Financial Assistance

To assist with financial management, the IU School of Medicine and the University of Notre Dame originally purchased the Vanderbilt University Core Ordering & Reporting Enterprise System (CORES) management program to manage ordering, invoicing, and track core services. The ATP was charged with assisting the various core facilities in implementing the software program. Agilent Technologies Inc. has recently acquired Vanderbilt CORES, which is being phased out and replaced by iLab Operations software. Purdue University uses iLab and the other three Indiana CTSI campuses are transitioning to iLab as well, which will provide new opportunities for cross-use of core facilities when all campuses are on the same system.

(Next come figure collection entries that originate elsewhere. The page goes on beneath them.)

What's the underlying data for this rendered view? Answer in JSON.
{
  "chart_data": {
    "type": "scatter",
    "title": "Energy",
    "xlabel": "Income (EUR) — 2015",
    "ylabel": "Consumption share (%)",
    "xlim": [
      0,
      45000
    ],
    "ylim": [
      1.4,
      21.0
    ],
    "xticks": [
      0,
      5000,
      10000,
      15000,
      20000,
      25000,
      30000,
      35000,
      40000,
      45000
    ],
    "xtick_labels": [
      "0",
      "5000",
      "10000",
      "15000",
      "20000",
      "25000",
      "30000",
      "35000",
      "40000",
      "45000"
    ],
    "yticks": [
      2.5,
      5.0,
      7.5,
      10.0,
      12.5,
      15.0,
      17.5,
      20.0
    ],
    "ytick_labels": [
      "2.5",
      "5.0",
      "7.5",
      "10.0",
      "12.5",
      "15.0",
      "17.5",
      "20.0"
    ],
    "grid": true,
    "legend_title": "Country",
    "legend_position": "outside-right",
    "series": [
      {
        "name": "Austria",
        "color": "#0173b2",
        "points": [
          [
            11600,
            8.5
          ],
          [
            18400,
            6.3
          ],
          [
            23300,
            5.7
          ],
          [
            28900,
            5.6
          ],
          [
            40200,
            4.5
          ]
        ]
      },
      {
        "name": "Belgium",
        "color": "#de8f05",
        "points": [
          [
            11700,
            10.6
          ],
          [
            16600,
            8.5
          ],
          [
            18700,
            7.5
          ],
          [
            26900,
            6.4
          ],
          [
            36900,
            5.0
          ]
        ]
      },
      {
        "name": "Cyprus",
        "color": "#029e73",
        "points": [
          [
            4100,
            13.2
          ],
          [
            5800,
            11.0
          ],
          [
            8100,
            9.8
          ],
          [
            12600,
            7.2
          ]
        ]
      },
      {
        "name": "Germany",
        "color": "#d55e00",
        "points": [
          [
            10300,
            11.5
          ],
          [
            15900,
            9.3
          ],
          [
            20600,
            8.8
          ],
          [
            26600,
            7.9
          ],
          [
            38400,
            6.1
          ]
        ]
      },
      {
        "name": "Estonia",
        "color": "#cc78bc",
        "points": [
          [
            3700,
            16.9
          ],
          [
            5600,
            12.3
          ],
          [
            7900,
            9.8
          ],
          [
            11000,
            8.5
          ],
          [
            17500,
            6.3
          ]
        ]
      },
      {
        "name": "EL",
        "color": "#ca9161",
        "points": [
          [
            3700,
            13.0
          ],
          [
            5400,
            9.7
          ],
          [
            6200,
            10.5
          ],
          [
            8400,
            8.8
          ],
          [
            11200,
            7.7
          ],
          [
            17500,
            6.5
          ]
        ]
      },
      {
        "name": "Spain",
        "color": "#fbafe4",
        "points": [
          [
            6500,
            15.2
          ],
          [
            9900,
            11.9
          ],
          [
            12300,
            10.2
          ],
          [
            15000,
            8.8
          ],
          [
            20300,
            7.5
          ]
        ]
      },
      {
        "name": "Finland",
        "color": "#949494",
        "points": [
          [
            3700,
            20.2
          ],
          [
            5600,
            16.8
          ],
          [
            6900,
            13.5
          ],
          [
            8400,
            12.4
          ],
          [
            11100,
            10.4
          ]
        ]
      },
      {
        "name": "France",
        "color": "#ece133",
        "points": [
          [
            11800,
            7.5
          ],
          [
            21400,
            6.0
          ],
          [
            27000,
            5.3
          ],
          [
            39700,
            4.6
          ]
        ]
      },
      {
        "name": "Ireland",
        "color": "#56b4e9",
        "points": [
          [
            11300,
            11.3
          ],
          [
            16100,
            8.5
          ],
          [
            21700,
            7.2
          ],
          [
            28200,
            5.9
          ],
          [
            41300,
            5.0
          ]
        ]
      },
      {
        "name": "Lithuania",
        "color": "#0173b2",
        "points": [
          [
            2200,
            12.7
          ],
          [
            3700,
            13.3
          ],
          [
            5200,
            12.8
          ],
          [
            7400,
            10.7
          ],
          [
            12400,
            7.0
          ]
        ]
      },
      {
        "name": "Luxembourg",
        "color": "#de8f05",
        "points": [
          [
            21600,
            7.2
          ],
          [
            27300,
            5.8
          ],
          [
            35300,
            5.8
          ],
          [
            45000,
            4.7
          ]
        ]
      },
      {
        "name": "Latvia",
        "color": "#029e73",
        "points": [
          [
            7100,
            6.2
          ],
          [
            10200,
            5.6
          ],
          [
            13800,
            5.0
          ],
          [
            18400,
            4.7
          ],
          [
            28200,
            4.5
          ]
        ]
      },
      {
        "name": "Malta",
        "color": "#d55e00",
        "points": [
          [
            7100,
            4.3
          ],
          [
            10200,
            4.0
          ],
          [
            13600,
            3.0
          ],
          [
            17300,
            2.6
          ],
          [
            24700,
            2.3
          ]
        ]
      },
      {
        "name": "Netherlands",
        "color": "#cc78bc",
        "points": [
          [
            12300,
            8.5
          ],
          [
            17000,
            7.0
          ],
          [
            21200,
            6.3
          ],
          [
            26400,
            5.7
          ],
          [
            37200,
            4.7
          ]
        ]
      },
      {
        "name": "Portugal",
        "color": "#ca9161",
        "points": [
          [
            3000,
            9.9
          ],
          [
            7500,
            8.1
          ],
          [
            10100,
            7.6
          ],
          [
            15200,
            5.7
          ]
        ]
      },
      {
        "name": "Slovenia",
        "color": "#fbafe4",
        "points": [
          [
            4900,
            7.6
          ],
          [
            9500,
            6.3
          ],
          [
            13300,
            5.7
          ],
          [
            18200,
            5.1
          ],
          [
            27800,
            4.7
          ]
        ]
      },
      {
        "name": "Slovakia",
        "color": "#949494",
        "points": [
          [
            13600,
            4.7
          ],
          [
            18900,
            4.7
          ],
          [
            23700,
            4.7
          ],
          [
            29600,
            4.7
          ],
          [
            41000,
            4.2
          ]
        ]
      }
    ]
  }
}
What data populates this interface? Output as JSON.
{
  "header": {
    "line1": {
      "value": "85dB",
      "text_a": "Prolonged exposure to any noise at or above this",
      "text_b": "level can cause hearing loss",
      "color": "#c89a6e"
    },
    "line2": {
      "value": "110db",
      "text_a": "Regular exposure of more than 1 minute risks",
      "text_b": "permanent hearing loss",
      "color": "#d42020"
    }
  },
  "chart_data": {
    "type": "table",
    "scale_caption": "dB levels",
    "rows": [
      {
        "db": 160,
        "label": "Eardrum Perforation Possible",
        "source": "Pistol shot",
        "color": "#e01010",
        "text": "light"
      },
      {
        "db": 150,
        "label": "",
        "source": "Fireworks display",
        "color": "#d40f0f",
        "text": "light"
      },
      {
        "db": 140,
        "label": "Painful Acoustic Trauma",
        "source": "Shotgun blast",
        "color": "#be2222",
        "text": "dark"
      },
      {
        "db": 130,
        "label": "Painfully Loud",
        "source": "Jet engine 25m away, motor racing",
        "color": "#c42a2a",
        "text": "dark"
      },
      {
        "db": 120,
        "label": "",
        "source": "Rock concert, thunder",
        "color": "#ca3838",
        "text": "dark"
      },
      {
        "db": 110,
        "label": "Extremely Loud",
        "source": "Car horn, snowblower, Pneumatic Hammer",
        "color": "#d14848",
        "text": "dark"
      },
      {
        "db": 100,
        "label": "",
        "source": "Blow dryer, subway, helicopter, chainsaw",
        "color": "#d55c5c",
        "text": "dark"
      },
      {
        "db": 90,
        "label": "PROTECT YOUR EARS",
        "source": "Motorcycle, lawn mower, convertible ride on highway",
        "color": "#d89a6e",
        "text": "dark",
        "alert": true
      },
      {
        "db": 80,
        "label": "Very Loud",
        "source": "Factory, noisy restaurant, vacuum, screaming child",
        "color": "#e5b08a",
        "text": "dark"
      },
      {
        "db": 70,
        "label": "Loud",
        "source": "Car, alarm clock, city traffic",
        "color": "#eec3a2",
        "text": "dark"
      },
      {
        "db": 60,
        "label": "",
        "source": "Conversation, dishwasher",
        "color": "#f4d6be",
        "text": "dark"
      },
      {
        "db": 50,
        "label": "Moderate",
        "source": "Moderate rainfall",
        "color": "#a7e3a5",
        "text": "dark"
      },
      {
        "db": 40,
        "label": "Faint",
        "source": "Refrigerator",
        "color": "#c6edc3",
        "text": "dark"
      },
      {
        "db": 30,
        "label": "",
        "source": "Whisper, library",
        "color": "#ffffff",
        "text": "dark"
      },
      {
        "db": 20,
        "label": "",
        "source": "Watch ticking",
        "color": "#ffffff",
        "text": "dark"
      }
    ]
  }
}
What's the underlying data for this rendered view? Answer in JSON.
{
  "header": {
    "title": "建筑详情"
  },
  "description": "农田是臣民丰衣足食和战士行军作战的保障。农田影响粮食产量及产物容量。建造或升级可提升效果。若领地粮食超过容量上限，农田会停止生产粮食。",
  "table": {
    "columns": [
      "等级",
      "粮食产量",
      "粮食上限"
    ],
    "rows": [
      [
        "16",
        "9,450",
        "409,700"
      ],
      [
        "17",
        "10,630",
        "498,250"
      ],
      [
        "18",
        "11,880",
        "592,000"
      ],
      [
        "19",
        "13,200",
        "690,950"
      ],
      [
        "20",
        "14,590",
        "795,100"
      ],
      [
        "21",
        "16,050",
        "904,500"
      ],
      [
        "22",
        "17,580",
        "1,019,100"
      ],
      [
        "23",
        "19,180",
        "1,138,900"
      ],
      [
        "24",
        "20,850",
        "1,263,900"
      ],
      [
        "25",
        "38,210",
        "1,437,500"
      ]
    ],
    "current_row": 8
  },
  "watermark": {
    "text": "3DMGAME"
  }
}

Agilent will install the iLab system and provide web-based training for users.

ATP Quality Assurance (QA) Program

The ATP initiated an SOP-driven quality management program to monitor services, identify deficiencies, and implement corrective action when needed for the SSF and CTSL. This QA program reviews SOP-driven activities and conducts periodic QA audits. The ATP is also responsible for responding to findings during external audits. The ATP assigns tasks to the QA specialist, but to allow independence, the QA specialist is directed to report significant findings to the IU Office of Compliance.